The IEA released a new report this week, comparing the performance of various renewables promotion policies around the world.
The study encompasses 35 countries, including–all OECD members and
the BRICS (Brazil, Russia, India, China and South Africa), and
addresses the three relevant sectors electricity production, heating
and transport. In 2005, these 35 countries accounted for 80% of total
global commercial renewable electricity generation, 77% of commercial
renewable heating/cooling (excluding the use of traditional biomass)
and 98% of renewable transport fuel production.
"Only a limited set of countries have implemented effective support policies for renewables and there is a large potential for improvement", said Nobuo Tanaka, Executive Director of the IEA today in Berlin at the launch of the new study, Deploying Renewables: Principles for Effective Policies. "Several countries have made important progress in recent years in fostering renewables, with renewable energy markets expanding considerably as a result. However, much more can and should be done at the global level–in OECD member countries, large emerging economies and other countries–to address the urgent need of transforming our unsustainable energy present into a clean and secure energy future."
The report shows that there are still significant barriers which hamper a swift expansion and increase the costs of accelerating renewables’ transition into the mainstream. If these were removed, it "could allow the great potential of renewables to be exploited much more rapidly and to a much larger extent", Mr. Tanaka emphasised.
"Governments need to do more", Mr. Tanaka continued. "Setting a carbon price is not enough. To foster a smooth and efficient transition of renewables towards mass market integration, renewable energy policies should be designed around a set of fundamental principles, inserted into predictable, transparent and stable policy frameworks and implemented in an integrated approach."

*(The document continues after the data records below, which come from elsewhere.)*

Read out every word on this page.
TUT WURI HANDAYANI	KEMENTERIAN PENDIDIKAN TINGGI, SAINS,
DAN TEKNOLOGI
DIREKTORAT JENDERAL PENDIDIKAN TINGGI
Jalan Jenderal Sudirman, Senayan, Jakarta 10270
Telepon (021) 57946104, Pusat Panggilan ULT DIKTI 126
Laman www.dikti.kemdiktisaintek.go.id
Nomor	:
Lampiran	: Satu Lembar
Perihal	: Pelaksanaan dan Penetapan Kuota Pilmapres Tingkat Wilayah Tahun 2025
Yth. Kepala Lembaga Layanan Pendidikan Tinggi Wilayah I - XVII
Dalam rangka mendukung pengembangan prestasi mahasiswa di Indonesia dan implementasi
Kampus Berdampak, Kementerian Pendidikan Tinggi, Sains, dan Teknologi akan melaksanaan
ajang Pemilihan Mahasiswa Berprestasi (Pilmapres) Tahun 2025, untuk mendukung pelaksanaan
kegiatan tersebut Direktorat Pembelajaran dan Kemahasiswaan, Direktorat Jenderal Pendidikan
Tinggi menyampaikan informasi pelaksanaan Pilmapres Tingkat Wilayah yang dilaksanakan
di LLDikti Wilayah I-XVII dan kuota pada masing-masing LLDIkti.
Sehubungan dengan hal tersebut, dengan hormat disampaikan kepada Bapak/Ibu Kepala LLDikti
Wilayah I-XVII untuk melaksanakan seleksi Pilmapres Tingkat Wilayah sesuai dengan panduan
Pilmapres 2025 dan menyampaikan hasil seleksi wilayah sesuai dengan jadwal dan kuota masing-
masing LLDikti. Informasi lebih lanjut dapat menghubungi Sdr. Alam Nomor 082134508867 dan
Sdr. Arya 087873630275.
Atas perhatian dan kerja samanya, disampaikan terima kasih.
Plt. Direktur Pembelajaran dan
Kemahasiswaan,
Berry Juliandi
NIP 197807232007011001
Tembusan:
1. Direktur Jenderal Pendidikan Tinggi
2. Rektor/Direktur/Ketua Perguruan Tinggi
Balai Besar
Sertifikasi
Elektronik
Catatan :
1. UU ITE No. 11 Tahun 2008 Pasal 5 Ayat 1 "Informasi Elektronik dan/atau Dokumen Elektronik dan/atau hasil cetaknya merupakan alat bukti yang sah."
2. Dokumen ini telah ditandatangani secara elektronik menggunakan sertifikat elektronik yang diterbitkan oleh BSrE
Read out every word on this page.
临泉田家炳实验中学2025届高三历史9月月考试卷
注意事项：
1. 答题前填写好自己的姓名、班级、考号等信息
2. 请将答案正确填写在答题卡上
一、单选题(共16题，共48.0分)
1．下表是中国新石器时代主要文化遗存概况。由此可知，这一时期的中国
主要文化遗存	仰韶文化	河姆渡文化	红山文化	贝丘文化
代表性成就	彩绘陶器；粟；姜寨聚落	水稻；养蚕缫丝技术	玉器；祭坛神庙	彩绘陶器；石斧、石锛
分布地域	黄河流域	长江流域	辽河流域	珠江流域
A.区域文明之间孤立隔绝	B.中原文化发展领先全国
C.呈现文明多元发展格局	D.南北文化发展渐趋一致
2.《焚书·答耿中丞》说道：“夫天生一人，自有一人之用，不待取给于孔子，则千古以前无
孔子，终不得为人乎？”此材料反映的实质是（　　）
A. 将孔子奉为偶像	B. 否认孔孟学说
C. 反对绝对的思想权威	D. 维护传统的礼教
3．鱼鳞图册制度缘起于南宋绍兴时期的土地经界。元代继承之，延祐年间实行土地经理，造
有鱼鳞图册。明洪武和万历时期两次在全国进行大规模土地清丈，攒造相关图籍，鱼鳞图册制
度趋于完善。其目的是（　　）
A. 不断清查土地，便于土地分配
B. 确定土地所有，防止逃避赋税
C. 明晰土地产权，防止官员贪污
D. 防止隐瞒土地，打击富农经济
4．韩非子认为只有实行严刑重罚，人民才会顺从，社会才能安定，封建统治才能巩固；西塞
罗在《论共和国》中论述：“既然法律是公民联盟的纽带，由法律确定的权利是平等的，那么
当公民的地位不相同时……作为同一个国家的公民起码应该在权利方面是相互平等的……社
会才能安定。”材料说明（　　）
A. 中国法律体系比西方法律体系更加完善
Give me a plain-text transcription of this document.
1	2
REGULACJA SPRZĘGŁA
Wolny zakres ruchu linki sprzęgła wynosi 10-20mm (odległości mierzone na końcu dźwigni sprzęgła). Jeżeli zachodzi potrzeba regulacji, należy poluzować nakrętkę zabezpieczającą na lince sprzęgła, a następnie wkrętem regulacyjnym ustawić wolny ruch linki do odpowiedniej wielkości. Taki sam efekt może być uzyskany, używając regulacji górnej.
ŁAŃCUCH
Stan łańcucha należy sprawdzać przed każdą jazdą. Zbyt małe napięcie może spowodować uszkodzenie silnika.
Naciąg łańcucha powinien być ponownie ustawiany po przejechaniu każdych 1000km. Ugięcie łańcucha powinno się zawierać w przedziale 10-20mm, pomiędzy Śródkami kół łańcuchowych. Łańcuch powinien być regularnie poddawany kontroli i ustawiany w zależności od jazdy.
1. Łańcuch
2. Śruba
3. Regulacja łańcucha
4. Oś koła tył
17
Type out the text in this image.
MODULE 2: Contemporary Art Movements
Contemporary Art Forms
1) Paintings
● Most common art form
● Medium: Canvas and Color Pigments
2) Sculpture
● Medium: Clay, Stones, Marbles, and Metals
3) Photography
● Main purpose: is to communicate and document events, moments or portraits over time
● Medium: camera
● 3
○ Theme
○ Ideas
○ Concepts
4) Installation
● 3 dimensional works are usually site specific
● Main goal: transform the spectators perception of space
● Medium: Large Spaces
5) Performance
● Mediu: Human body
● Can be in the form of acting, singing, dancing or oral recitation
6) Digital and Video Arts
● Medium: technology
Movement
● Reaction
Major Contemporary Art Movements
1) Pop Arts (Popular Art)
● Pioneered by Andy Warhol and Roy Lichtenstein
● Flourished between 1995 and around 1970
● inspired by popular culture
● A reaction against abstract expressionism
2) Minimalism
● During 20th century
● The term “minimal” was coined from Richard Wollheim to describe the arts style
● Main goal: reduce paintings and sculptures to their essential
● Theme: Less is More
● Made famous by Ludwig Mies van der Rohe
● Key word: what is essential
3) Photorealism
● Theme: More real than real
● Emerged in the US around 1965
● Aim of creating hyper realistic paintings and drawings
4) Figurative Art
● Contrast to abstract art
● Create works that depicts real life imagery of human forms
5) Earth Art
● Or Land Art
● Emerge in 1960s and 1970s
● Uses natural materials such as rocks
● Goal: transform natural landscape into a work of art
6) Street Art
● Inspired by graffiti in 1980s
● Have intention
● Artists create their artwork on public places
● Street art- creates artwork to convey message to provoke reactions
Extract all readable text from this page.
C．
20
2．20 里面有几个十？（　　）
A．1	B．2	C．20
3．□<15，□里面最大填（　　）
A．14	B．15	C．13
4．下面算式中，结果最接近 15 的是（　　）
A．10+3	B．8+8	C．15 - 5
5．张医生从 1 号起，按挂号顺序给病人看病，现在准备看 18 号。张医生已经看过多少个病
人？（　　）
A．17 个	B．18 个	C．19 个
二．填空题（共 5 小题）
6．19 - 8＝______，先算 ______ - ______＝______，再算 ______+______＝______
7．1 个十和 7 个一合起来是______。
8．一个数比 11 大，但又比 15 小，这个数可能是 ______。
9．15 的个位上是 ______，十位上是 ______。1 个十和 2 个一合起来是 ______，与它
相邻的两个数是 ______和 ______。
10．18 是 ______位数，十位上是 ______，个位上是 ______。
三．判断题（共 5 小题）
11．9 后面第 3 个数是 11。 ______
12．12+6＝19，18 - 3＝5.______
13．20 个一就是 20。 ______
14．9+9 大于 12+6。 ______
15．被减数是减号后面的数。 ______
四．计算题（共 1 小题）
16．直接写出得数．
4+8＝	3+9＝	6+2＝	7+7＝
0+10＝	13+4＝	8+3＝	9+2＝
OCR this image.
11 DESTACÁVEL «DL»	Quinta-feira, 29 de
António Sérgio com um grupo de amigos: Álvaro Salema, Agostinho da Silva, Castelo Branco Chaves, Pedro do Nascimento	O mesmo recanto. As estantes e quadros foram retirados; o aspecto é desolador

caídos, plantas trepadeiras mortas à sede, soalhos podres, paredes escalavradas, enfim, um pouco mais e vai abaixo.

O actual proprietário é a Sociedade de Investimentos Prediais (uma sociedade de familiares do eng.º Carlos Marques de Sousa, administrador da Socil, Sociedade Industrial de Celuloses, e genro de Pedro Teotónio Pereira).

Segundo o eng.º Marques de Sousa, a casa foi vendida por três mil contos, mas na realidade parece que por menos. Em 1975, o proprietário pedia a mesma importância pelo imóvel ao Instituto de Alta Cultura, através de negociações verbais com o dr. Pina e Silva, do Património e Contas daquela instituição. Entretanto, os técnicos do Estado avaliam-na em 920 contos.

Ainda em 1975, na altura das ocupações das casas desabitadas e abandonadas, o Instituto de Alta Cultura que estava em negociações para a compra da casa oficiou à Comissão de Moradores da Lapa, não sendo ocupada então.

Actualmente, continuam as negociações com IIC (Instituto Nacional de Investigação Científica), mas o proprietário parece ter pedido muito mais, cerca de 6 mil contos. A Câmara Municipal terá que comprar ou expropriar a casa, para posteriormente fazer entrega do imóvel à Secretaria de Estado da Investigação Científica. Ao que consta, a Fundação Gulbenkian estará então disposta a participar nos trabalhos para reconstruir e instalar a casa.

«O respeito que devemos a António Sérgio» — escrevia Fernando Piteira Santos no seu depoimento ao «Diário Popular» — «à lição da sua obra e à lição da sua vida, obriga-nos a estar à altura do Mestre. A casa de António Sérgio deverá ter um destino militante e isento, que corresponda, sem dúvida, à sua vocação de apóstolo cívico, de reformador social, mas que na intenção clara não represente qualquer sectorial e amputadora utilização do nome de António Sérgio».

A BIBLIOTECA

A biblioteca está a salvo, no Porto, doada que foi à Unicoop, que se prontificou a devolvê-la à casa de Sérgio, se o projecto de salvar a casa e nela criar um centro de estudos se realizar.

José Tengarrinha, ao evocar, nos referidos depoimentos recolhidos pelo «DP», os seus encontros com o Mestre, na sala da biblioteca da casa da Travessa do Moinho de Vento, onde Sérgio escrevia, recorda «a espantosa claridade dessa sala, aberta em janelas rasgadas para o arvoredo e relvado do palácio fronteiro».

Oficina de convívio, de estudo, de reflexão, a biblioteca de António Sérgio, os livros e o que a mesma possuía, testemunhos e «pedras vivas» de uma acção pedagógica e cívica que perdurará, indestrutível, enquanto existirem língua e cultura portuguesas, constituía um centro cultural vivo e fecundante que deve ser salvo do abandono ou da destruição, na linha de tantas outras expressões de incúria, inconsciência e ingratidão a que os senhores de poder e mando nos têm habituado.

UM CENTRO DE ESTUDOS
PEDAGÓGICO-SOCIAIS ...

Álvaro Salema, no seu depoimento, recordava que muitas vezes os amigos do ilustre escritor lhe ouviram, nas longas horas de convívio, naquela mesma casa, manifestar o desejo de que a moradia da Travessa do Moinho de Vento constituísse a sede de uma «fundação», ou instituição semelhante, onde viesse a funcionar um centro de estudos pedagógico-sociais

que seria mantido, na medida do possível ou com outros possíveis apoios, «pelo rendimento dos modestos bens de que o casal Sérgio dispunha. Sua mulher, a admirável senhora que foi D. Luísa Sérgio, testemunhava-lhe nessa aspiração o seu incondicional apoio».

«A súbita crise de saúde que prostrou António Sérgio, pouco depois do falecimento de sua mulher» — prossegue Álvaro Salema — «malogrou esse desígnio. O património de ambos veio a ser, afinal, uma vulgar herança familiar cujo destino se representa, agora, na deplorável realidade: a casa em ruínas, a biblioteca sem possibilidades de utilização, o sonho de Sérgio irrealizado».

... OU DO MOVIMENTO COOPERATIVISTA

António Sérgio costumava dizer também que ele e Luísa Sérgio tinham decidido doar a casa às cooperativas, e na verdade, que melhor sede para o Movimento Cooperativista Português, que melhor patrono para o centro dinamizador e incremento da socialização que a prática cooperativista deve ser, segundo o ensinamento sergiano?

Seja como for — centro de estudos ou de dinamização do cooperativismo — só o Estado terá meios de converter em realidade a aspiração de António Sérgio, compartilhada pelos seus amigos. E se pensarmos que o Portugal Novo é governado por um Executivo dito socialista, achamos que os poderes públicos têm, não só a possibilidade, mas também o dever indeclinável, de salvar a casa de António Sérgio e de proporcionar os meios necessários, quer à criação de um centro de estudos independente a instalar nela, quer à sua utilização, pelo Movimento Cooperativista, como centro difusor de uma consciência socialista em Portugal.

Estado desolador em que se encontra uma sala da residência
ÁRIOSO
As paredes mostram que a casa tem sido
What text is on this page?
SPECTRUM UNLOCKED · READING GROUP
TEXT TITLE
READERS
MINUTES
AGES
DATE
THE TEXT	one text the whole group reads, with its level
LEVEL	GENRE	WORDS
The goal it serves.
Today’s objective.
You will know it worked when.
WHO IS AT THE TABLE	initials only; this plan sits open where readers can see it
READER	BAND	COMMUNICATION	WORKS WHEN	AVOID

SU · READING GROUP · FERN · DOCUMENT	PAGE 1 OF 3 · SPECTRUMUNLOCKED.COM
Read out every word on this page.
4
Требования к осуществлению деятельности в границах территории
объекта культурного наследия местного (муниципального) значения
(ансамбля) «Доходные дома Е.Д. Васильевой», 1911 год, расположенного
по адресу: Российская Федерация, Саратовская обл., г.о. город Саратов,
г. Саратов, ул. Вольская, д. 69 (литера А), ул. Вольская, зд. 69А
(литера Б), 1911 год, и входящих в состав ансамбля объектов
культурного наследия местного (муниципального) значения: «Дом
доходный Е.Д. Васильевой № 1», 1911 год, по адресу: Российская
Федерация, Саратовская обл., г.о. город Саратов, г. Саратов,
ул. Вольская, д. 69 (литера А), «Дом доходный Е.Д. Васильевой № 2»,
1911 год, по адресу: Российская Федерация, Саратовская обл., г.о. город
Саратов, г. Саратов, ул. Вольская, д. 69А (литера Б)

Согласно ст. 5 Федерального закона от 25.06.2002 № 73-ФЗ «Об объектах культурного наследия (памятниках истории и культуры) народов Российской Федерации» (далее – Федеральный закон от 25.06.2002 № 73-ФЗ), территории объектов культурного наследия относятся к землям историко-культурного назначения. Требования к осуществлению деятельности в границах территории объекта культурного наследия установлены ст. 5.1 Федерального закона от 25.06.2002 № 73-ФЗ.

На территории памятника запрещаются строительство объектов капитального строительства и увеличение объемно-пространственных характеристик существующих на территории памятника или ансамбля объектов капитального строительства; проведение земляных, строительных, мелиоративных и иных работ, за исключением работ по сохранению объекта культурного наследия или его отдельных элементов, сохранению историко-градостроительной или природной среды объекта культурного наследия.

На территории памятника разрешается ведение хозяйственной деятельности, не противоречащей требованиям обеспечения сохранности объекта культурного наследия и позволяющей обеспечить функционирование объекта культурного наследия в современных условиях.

Renewable policy design should reflect five key principles:
— The removal of non-economic barriers, such as administrative hurdles, obstacles to grid access, poor electricity market design, lack of information and training, and the tackling of social acceptance issues (“not in my backyard” – NIMBY), with a view to overcome them – in order to improve market and policy functioning;
— The introduction of transitional incentives, decreasing over time, to foster and monitor technological innovation and move technologies quickly towards market competitiveness;
— The development and implementation of appropriate incentives guaranteeing a specific level of support to different technologies based on their degree of technology maturity, in order to exploit the significant potential of the large basket of renewable energy technologies over time; and
— The due consideration of the impact of large-scale penetration of renewable energy technologies on the overall energy system, especially in liberalised energy markets, with regard to overall cost efficiency and system reliability.
"Governments need to take urgent action", Mr. Tanaka concluded. "We encourage them to develop carefully designed policy frameworks, customised to support technologies at differing stages of maturity, and eventually to apply appropriate incentives such as a carbon price for more mature renewables. Moving a strong portfolio of renewable energy technologies towards full market integration is one of the main elements needed to make the energy technology revolution happen."